Вернуться к Г.А. Лесскис, К.Н. Атарова. Москва — Ершалаим: Путеводитель по роману М. Булгакова «Мастер и Маргарита»

Толпа

Толпа в романе присутствует на всех трех уровнях — библейском, современном и инфернальном.

«Утром в пятницу, то есть на другой день после проклятого сеанса, весь наличный состав служащих Варьете <...> не находились при деле на своих местах, а все сидели на подоконниках окон, выходящих на Садовую, и смотрели на то, что делается под стеною Варьете. Под этой стеной в два ряда лепилась многотысячная очередь, хвост которой находился на Кудринской площади. В голове этой очереди стояло примерно два десятка хорошо известных театральной Москве барышников.

Очередь держала себя очень взволнованно, привлекала внимание струившихся мимо граждан и занималась обсуждением зажигательных рассказов о вчерашнем невиданном сеансе черной магии. <...> К десяти часам утра очередь жаждущих билетов до того взбухла, что о ней достигли слухи до милиции, и с удивительной быстротой были присланы как пешие, так и конные наряды, которые эту очередь и привели в некоторый порядок. Однако и стоящая в порядке змея длиною в километр сама по себе уже представляла великий соблазн и приводила граждан на Садовой в полное изумление».

В древнем мире, как и в современном, психология толпы все та же — толпа жаждет зрелищ, сильных, острых, даже самых бесстыжих и жестоких.

Рисунок Э.Т.А. Гофмана

Толпа в Ершалаиме описана дважды. Сначала через восприятие Пилата, когда он слышит гул толпы, ожидающей оглашения приговора, и знает по опыту, что «никакой силой нельзя заставить умолкнуть толпу, пока она не выдохнет все, что накопилось у нее внутри, и не смолкнет сама». И позднее — авторское описание: «около двух тысяч любопытных, не испугавшихся адской жары и желавших присутствовать при интересном зрелище». Эти толпы ничем не отличаются от толпы, стремящейся прорваться на сеанс черной магии в Варьете. (Упомянутые в главе «Казнь» «толпы богомольцев <...>, покинувших свои временные полосатые шатры, раскинутые прямо на траве» — это богомольцы, пришедшие на праздник Пасхи (Песах). Со времен первого храма каждый иудей трижды в год в «праздники паломничества» (Песах, Суккот и Шавуот) являлся в иерусалимский храм.)

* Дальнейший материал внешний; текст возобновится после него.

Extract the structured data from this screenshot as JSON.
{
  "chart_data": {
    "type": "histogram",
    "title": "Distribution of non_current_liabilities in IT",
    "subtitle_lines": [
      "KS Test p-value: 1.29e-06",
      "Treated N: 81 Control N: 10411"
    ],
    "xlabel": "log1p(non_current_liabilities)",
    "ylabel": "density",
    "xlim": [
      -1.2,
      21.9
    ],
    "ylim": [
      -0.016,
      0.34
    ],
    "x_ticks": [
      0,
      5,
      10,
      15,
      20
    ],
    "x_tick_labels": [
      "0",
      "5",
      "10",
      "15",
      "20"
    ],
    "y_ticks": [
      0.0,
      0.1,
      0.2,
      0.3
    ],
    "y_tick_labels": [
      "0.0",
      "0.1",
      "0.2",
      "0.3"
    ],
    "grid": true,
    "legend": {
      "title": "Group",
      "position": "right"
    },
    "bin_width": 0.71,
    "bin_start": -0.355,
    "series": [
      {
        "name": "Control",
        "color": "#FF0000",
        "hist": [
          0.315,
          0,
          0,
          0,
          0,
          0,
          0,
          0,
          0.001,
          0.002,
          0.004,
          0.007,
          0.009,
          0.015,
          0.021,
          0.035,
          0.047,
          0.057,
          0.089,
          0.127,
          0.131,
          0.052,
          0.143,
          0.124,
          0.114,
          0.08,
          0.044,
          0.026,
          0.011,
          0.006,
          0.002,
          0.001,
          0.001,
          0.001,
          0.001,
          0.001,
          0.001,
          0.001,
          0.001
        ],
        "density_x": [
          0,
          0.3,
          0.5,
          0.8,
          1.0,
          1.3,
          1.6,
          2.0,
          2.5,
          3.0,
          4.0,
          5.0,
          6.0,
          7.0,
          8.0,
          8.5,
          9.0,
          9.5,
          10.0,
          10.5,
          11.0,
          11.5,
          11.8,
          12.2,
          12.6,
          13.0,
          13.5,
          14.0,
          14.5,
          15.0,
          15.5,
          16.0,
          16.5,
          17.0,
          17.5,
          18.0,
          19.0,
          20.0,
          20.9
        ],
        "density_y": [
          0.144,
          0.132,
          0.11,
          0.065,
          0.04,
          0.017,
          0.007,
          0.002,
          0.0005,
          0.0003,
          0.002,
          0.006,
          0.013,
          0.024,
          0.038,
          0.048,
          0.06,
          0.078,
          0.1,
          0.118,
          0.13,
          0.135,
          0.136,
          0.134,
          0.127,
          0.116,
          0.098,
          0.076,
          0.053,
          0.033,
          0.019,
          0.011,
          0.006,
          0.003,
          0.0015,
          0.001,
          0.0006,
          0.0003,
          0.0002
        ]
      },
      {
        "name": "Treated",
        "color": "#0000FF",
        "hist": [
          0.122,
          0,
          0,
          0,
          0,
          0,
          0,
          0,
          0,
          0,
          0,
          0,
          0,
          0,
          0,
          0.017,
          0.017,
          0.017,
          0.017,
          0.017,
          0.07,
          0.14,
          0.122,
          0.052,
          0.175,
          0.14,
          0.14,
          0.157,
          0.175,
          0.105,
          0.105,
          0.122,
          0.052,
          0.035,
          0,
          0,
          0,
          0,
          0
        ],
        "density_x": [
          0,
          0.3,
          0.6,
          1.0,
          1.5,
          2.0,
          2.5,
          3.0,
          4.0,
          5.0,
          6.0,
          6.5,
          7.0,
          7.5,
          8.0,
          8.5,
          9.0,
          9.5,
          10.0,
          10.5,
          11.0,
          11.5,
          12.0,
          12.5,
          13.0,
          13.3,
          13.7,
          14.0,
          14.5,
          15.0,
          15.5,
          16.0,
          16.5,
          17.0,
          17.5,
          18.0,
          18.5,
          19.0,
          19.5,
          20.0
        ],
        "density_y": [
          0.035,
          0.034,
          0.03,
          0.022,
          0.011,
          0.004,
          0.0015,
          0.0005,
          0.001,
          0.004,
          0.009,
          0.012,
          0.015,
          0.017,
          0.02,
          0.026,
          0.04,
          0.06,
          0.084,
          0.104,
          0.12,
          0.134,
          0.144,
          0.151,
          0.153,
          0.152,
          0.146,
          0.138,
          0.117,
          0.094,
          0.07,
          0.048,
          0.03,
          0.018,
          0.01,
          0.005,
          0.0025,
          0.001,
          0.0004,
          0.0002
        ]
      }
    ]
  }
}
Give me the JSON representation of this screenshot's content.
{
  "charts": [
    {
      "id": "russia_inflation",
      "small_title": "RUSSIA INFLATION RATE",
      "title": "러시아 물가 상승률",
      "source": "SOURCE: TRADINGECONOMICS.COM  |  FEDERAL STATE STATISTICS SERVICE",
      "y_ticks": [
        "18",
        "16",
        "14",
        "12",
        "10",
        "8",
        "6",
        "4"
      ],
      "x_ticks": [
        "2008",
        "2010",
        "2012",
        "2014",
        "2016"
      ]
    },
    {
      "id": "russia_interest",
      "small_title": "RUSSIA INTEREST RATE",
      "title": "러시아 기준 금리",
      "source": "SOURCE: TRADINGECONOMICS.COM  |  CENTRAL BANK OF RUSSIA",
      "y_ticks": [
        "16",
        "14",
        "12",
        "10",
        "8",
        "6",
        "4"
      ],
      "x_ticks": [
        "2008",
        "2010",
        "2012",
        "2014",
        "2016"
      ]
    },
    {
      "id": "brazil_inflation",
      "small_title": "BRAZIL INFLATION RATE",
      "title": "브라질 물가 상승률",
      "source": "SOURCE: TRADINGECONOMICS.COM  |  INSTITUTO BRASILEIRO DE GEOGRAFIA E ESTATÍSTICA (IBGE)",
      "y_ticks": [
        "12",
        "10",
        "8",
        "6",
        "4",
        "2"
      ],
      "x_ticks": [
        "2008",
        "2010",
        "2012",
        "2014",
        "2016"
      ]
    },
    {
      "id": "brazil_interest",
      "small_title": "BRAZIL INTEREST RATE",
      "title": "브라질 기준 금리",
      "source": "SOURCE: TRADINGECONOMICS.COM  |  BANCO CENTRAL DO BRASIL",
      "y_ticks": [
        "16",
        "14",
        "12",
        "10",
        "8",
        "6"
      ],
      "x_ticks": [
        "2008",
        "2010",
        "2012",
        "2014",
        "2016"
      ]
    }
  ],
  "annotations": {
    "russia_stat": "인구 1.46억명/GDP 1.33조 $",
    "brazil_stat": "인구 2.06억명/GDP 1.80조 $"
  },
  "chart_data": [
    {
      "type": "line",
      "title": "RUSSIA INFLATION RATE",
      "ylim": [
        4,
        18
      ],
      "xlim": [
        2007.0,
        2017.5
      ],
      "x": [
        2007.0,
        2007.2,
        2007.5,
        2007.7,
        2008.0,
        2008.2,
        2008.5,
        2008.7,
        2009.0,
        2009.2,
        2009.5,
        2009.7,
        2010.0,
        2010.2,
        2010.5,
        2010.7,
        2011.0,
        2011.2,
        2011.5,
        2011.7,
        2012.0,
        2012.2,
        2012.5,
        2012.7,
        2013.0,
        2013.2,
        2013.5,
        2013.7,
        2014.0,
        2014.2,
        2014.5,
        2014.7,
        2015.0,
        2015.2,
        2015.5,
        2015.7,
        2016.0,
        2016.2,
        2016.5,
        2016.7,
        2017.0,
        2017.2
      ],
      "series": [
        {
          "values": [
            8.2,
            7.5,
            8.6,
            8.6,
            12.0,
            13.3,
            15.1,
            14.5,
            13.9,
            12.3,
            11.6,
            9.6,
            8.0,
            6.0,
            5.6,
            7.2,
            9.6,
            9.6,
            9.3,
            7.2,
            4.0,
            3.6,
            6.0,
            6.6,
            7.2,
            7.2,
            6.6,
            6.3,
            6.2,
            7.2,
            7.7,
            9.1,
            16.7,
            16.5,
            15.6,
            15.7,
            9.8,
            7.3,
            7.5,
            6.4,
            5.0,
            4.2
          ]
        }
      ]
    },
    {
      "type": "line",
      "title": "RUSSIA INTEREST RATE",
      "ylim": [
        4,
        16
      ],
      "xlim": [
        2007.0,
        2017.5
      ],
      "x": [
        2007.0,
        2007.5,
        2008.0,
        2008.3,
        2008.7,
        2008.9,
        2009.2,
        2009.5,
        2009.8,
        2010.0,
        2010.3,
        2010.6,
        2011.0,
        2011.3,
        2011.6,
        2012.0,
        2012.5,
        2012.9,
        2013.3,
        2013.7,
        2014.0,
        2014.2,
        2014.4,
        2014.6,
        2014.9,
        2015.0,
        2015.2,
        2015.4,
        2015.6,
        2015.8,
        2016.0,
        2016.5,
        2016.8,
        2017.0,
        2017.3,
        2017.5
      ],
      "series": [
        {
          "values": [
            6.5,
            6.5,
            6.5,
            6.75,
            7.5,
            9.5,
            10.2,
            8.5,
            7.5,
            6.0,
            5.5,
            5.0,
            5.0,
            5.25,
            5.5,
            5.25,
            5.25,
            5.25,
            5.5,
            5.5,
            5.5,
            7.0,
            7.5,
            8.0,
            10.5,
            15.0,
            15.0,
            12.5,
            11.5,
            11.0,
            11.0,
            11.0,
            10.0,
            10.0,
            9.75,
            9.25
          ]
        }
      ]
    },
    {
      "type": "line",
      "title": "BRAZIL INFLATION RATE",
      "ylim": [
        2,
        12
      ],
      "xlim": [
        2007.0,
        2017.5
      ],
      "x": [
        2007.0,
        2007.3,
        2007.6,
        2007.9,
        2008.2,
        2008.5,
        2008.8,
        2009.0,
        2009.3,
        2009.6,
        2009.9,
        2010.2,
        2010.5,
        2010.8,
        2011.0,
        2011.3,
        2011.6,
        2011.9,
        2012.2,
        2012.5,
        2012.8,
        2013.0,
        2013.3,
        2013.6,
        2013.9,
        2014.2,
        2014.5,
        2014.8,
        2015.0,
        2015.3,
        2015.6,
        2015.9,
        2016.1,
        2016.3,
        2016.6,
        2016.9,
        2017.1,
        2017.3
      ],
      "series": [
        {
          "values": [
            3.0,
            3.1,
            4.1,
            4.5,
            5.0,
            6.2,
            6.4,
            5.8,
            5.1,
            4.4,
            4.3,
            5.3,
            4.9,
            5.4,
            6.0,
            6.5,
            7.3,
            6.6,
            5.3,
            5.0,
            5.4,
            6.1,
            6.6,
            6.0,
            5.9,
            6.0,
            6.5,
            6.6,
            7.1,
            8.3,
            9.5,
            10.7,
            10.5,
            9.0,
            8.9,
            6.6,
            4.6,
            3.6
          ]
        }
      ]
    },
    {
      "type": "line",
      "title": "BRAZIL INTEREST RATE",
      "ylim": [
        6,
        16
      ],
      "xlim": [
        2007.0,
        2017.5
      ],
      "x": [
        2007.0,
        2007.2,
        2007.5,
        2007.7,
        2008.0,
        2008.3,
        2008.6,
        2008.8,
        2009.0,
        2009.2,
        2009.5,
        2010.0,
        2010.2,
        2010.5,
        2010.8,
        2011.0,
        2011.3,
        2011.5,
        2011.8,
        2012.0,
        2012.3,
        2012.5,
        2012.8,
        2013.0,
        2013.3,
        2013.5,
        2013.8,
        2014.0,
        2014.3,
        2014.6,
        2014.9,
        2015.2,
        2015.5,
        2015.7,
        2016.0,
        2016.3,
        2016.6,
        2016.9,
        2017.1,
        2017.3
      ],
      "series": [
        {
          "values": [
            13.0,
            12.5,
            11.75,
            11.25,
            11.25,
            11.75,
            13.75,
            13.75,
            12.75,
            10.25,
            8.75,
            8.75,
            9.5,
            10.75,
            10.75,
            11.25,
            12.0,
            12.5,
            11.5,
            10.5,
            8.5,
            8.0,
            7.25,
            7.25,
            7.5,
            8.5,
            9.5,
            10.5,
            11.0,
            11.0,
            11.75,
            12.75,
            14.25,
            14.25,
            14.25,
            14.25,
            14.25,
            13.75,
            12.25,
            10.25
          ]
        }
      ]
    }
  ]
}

Такова же и вереница преступников и грешников, спешащих повеселиться на Весеннем бале полнолуния («Теперь снизу уже стеною шел народ, как бы штурмуя площадку, на которой стояла Маргарита. Голые женские тела подымались между фрачными мужчинами. На Маргариту наплывали их смуглые, и белые, и цвета кофейного зерна, и вовсе черные тела. <...> Снизу текла река. Конца этой реки не было видно. Источник ее, громадный камин, продолжал ее питать. <...> И раскосые монгольские лица, и лица белые и черные сделались безразличными, по временам сливались, <...> лица слепились в одну громадную лепешку...»).

Совершенно обезличенная толпа появлялась и в третьей редакции романа — там Воланда и главных героев атакуют на Воробьевых горах люди в противогазах.

Не случайно Мастер неоднократно говорит, что не переносит скопления народа, криков, шума.

Иероним Босх. Несение креста. 1490

В ранней редакции 1929 года толпа в древнем мире и толпа в современном сопоставлены еще яснее: «— Скажите, пожалуйста, — неожиданно спросил Берлиоз, — значит, по-вашему, криков "распни его!" не было?

Инженер снисходительно усмехнулся:

— Такой вопрос в устах машинистки из ВСНХ был бы уместен, конечно, но в ваших?.. Помилуйте! Желал бы я видеть, как какая-нибудь толпа могла вмешаться в суд, чинимый прокуратором, да еще таким, как Пилат! Поясню наконец сравнением. Идет суд в ревтрибунале на Пречистенском бульваре, и вдруг, воображаете, публика начинает завывать: "расстреляй, расстреляй его!" Моментально ее удаляют из зала суда, только и делов. Да и зачем она станет завывать! Решительно ей все равно, повесят ли кого или расстреляют. Толпа — во все времена толпа, чернь, Владимир Миронович!» (В этой редакции у Берлиоза еще другое имя.)